Why having both default destructor and vector member prevents class to be "nothrow movable constructible"?

Question

Given the following code:

#include <iostream>
#include <vector>
#include <type_traits>

class Test {
public:
    ~Test() = default;
    std::vector<int> m_vector;
};


int main() {
    std::cout << std::is_nothrow_move_constructible_v<Test> << std::endl;
    return 0;
}

It outputs 0, meaning the Test class can't be "nothrow moved". However, if I remove either ~Test() or m_vector then it returns 1.

How to explain this please?

For reference, I'm using clang++-7 with C++17.

Answer 1

See [class.copy.ctor]/8:

If the definition of a class X does not explicitly declare a move constructor, a non-explicit one will be implicitly declared as defaulted if and only if [other conditions omitted, and] X does not have a user-declared destructor.
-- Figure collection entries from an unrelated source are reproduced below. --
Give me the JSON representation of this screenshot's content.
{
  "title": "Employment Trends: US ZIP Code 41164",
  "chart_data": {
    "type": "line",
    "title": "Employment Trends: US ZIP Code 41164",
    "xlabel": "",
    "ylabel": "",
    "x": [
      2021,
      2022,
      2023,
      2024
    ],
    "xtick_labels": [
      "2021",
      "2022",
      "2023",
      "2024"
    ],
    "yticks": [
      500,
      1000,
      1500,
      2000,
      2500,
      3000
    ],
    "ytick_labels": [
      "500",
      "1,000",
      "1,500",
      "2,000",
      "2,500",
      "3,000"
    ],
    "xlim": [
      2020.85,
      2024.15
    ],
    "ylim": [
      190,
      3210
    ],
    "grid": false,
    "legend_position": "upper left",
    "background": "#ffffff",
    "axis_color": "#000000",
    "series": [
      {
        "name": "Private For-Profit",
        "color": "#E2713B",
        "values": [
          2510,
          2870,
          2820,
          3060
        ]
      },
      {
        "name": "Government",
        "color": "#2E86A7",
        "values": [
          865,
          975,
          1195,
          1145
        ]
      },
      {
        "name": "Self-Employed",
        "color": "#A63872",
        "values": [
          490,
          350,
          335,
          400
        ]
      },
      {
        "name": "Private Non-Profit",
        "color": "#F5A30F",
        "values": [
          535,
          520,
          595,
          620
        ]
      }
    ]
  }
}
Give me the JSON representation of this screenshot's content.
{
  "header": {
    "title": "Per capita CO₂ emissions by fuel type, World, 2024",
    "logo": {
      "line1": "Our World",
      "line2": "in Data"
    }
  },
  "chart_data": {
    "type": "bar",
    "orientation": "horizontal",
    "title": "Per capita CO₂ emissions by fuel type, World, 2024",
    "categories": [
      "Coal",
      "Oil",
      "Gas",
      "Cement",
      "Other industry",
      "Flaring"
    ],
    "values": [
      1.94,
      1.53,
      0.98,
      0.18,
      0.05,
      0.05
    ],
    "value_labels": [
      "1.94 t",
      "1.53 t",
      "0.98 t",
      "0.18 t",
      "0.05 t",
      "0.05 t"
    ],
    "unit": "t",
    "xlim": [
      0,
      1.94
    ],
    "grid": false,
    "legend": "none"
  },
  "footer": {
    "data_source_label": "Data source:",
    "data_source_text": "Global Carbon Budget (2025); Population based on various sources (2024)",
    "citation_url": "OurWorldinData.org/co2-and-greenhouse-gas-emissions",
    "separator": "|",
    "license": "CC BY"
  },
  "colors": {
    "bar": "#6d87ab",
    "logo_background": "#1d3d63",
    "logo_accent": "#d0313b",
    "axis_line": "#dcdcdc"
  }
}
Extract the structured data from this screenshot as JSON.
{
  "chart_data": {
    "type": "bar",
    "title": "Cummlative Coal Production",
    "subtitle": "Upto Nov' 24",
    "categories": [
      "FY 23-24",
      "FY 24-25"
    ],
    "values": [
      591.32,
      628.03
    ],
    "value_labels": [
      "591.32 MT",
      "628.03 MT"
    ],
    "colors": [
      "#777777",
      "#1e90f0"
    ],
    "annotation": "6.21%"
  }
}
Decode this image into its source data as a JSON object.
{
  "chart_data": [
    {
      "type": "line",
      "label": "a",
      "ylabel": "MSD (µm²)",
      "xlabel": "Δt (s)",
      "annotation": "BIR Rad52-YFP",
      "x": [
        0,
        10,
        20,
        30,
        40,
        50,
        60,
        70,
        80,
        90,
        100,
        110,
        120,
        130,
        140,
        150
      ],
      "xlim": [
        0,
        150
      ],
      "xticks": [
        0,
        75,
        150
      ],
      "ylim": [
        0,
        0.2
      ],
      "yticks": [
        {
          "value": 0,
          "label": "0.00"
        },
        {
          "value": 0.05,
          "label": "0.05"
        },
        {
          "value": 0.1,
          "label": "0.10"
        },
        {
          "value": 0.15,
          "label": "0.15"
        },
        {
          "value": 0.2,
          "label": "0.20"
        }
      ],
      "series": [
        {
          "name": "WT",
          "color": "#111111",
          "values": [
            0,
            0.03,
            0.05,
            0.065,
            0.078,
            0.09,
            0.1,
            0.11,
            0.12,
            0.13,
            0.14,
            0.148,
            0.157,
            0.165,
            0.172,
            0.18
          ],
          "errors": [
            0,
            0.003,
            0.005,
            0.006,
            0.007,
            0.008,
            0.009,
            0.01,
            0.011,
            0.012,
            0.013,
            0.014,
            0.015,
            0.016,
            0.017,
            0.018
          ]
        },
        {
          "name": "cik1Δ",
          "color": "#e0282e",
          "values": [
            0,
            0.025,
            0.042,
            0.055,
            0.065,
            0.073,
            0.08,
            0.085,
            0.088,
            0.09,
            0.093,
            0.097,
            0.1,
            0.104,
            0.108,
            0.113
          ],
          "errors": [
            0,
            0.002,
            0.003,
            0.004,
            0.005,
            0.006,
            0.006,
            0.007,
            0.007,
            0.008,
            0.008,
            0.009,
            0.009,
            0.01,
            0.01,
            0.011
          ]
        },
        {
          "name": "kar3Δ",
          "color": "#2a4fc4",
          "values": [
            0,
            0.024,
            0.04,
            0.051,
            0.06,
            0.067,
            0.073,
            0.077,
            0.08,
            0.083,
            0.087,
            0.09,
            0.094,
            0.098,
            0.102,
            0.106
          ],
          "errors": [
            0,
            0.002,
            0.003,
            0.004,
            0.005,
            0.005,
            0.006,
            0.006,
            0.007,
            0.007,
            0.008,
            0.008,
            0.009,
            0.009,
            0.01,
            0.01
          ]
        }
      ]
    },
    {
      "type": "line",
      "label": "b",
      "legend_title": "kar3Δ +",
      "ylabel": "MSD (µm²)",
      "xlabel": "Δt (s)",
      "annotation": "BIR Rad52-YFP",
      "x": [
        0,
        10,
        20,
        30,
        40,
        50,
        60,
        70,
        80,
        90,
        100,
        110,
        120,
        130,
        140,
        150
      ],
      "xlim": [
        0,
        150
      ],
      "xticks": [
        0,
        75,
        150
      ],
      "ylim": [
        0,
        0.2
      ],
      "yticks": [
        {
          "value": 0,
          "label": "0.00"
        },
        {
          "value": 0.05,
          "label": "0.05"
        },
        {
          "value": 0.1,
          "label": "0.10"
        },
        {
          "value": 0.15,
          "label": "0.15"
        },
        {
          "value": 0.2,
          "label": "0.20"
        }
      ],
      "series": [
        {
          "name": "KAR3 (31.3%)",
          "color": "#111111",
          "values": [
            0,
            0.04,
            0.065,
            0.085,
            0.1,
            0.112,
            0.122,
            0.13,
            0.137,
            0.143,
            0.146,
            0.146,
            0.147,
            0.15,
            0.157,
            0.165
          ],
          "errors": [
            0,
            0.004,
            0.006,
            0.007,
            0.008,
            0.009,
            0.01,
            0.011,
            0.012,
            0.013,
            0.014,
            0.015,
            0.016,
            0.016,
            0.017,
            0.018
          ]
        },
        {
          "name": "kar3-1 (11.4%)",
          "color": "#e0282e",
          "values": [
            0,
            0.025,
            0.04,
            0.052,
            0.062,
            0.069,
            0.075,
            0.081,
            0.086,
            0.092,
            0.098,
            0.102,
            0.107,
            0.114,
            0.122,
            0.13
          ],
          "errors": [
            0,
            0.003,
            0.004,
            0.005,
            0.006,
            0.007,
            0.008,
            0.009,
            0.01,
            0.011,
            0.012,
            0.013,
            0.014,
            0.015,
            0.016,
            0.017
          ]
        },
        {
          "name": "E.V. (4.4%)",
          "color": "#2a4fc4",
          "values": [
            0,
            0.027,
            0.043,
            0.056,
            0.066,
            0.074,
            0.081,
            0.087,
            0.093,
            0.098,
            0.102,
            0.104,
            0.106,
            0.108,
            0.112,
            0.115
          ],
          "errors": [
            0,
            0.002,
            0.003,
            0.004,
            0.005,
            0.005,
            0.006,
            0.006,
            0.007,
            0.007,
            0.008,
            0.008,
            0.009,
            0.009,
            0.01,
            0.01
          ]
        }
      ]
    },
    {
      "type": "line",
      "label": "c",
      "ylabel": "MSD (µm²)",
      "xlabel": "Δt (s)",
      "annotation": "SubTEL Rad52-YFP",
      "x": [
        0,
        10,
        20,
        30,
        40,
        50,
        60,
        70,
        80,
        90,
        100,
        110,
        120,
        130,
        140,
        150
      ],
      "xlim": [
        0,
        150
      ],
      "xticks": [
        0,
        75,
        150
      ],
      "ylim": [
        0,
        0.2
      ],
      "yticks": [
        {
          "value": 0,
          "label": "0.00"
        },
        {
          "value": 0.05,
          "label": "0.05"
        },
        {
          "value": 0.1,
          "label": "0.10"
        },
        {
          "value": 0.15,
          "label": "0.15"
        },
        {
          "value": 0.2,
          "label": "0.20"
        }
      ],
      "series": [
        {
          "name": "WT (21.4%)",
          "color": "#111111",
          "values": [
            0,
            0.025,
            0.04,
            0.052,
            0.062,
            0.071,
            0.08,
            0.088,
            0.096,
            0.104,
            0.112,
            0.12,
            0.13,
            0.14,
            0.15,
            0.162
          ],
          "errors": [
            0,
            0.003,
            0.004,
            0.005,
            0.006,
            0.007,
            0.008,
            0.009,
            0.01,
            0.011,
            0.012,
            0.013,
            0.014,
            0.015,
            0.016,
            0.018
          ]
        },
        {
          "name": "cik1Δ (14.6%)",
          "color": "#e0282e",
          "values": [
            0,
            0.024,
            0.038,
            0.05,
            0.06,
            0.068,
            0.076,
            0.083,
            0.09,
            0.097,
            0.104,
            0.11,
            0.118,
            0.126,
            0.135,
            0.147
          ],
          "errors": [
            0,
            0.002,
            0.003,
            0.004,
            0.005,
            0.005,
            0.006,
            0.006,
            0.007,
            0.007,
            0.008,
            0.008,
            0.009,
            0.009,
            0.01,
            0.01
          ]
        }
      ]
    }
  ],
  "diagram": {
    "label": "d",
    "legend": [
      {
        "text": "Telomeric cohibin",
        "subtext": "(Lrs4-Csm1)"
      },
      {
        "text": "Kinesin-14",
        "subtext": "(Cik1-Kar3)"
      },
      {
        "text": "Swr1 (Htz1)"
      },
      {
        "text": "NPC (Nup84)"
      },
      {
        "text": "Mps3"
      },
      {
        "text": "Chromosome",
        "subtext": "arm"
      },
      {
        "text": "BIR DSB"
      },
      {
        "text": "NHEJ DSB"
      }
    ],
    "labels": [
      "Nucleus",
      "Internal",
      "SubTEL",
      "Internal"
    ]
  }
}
Thus, the Test class only has a copy constructor, not a move constructor. Any code that uses a Test rvalue to initialize a new Test object will use the copy constructor, which is not noexcept because of the vector member. If the vector member is removed, the copy constructor of Test will become trivial.

Answer 2

When you define a user declared destructor, the class will not have an implicitly generated move constructor. Hence, moving will invoke copy constructor. The copy constructor of std::vector is potentially throwing, hence the implicit copy constructor of Test will also be potentially throwing.